Bush marks 265th anniversary of birth of Thomas Jefferson

Tuesday, April 15, 2008

Thomas Jefferson, painted by Charles Willson Peale (1791)

George W. Bush, the president of the United States, yesterday marked the anniversary of the birth of Thomas Jefferson, the third president of the United States.

Bush speaking at the event

In the East room of the White House, Mr. Bush made a speech to mark the occasion. Mr. Bush started the speech by discussing Mr. Jefferson. "We're here tonight to commemorate the 265th birthday of Thomas Jefferson, here in a room where he once walked and in a home where he once lived," he said.

"In this house, President Jefferson spread the word that liberty was the right of every individual," continued Mr. Bush. "In this house, Jefferson sent Lewis and Clark off on the mission that helped make America a continental nation."

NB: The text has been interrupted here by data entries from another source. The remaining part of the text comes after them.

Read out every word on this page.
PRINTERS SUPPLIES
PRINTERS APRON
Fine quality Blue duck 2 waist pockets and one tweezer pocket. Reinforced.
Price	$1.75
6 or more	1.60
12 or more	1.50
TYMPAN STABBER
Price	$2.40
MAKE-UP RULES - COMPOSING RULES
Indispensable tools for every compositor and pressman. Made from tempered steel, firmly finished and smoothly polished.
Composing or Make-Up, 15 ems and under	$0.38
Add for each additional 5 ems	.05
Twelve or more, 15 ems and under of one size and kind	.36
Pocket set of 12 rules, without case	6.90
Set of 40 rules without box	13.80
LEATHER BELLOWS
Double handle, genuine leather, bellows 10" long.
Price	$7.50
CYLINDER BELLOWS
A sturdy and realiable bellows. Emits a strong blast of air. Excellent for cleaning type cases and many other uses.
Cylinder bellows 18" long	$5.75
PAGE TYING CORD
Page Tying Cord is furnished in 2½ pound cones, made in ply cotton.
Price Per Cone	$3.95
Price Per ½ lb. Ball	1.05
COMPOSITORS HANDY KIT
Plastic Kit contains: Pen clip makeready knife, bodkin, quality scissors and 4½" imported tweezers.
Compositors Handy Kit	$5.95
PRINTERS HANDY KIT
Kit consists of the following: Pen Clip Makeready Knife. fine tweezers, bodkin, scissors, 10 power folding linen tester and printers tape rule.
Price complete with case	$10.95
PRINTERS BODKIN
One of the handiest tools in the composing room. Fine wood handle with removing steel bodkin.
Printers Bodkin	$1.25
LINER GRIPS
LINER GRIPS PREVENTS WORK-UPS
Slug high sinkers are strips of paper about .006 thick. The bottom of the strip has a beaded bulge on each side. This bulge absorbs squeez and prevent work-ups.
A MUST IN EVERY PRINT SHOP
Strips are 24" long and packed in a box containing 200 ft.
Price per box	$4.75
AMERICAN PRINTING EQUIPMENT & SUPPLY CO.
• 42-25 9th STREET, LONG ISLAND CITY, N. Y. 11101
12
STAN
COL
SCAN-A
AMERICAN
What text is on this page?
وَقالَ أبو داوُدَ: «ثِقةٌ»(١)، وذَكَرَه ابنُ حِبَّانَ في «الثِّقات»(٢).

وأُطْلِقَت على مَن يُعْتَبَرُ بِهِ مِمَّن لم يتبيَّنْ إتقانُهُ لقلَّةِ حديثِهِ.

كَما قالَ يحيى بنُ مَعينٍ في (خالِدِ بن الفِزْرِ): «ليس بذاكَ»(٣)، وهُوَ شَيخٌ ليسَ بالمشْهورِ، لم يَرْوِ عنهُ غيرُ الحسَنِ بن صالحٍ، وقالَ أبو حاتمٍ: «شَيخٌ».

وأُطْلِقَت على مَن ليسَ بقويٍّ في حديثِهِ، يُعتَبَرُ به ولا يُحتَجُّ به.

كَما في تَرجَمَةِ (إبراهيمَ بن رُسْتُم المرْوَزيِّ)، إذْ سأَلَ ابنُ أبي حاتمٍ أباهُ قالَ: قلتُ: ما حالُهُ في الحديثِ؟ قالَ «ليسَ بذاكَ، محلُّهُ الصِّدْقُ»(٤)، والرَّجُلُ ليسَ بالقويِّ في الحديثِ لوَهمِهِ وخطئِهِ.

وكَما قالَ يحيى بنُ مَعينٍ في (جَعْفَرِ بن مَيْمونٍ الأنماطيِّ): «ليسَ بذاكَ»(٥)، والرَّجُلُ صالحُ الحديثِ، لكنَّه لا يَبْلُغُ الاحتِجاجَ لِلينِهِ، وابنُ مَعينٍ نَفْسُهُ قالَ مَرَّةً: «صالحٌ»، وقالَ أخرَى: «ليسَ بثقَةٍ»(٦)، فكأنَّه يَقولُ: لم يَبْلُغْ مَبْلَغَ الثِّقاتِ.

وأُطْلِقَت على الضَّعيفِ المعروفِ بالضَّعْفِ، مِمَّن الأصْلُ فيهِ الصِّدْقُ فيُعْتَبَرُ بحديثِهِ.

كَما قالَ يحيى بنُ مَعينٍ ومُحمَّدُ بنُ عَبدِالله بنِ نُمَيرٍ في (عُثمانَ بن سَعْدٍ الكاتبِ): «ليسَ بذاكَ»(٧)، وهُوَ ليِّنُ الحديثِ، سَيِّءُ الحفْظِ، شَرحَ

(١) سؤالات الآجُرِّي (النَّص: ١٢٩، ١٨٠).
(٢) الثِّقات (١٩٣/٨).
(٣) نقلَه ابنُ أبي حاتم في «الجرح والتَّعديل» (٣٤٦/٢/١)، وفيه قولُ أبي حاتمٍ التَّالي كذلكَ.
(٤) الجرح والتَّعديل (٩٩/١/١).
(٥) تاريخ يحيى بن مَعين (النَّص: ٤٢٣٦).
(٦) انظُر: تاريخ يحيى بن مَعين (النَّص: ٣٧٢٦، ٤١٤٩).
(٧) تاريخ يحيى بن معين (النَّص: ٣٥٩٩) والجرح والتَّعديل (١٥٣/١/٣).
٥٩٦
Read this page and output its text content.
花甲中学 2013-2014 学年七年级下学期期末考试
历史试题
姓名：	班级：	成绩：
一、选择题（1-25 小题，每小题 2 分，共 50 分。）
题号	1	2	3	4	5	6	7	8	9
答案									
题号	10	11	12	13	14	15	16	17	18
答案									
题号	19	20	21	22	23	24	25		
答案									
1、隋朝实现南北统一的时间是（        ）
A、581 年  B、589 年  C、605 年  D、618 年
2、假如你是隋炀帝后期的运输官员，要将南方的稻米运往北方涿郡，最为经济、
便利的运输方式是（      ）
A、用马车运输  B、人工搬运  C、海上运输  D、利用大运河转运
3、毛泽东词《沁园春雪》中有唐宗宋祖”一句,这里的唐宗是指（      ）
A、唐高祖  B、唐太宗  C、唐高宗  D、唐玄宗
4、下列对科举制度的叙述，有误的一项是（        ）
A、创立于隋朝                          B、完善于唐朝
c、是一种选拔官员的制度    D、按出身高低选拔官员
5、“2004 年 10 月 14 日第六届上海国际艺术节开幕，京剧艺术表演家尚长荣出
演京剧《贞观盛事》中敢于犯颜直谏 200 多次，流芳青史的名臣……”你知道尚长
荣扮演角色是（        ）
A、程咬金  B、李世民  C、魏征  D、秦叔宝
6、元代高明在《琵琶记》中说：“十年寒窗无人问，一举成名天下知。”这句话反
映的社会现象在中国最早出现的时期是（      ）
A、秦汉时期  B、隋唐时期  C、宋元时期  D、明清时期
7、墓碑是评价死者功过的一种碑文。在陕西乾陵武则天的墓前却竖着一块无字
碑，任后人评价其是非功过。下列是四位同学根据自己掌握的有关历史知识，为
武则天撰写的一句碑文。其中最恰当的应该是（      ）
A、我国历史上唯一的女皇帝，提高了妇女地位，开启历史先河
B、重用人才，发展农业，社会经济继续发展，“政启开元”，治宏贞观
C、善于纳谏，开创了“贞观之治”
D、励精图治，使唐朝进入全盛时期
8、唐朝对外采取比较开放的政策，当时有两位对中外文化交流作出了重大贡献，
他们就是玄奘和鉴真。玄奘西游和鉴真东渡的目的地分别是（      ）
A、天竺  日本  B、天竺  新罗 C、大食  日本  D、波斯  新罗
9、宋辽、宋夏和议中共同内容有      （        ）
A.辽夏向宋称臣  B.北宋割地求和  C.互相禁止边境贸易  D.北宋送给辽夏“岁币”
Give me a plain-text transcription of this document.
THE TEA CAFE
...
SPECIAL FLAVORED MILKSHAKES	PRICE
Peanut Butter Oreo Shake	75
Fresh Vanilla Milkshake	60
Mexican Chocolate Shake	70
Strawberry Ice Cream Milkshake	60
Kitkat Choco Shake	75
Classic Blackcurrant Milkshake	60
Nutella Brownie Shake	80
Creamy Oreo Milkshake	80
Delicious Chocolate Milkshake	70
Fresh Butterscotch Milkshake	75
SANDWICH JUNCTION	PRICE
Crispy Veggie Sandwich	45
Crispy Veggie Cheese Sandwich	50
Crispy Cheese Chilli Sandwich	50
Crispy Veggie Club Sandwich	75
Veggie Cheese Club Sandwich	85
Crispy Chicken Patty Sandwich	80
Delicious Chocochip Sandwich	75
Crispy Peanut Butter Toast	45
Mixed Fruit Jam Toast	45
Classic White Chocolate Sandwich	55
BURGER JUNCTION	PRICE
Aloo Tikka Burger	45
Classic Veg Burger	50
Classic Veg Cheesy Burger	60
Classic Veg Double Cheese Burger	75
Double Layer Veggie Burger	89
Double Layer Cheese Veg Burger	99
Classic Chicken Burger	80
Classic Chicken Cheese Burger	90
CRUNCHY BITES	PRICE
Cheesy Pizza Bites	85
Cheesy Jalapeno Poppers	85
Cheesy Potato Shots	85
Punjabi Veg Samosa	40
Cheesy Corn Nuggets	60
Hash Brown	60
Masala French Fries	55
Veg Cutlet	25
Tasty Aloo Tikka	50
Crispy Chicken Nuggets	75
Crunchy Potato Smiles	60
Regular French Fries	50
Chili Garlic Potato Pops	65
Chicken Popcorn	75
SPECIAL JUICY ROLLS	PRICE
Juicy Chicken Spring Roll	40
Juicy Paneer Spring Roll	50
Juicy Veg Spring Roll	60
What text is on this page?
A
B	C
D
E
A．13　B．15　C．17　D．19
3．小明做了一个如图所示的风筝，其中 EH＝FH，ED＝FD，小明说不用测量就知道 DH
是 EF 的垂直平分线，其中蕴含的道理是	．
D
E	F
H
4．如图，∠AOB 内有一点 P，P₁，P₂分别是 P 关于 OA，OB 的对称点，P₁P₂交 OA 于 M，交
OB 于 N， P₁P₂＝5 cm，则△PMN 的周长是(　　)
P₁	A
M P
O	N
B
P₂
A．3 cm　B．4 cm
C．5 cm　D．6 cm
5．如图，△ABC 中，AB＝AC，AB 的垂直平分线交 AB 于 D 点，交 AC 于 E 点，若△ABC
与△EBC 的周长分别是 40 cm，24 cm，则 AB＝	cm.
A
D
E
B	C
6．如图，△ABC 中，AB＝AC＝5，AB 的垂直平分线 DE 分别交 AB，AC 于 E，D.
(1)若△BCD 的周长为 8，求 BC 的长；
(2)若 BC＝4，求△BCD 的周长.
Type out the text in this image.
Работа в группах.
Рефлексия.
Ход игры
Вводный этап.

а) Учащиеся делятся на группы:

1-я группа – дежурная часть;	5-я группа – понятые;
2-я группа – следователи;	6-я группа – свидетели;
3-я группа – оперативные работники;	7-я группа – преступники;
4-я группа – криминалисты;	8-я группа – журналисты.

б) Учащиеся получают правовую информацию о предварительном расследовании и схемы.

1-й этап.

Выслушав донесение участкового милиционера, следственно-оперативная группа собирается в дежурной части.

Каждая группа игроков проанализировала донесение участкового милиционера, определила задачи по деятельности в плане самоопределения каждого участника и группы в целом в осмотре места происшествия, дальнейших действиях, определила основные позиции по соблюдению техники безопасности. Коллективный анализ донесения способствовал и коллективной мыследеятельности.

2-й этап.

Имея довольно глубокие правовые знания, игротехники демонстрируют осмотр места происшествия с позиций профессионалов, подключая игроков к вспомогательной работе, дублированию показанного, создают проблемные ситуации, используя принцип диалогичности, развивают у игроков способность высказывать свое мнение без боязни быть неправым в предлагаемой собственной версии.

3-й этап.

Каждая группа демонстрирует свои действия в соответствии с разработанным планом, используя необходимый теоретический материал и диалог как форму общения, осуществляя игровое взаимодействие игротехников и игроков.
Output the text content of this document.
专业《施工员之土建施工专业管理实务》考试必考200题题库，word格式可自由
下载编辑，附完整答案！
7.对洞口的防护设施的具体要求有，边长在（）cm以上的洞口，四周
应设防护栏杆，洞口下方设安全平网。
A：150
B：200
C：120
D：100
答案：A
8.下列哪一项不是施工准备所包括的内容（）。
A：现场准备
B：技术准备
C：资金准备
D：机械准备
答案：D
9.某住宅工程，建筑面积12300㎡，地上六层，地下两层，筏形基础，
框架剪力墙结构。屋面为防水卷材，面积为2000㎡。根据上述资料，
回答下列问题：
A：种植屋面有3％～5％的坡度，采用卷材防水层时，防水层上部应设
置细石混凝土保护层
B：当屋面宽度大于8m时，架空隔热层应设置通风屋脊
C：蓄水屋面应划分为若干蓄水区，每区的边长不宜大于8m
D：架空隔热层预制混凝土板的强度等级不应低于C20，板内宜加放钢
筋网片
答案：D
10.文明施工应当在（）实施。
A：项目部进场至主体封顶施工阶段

Mr. Bush continued his speech by claiming that "with a single sentence, Thomas Jefferson changed the history of the world." Bush continued, "After countless centuries when the powerful and the privileged governed as they pleased, Jefferson proclaimed as a self-evident truth that liberty was a right given to all people by an Almighty."

Mr. Bush then said that the ideas of Jefferson were not quickly fulfilled. "Here in America, that truth was not fully realized in Jefferson's own lifetime. As he observed the condition of slaves in America, Jefferson said, 'I tremble for my country when I reflect that God is just' and 'that his justice cannot sleep forever.' Less than 40 years after his death, justice was awakened in America and a new era of freedom dawned."

Mrs. Bush also made a speech. "Thomas Jefferson believed that education is the cornerstone of a free society, so it's therefore little surprise that he viewed the founding of the University of Virginia as one of his top achievements," she said.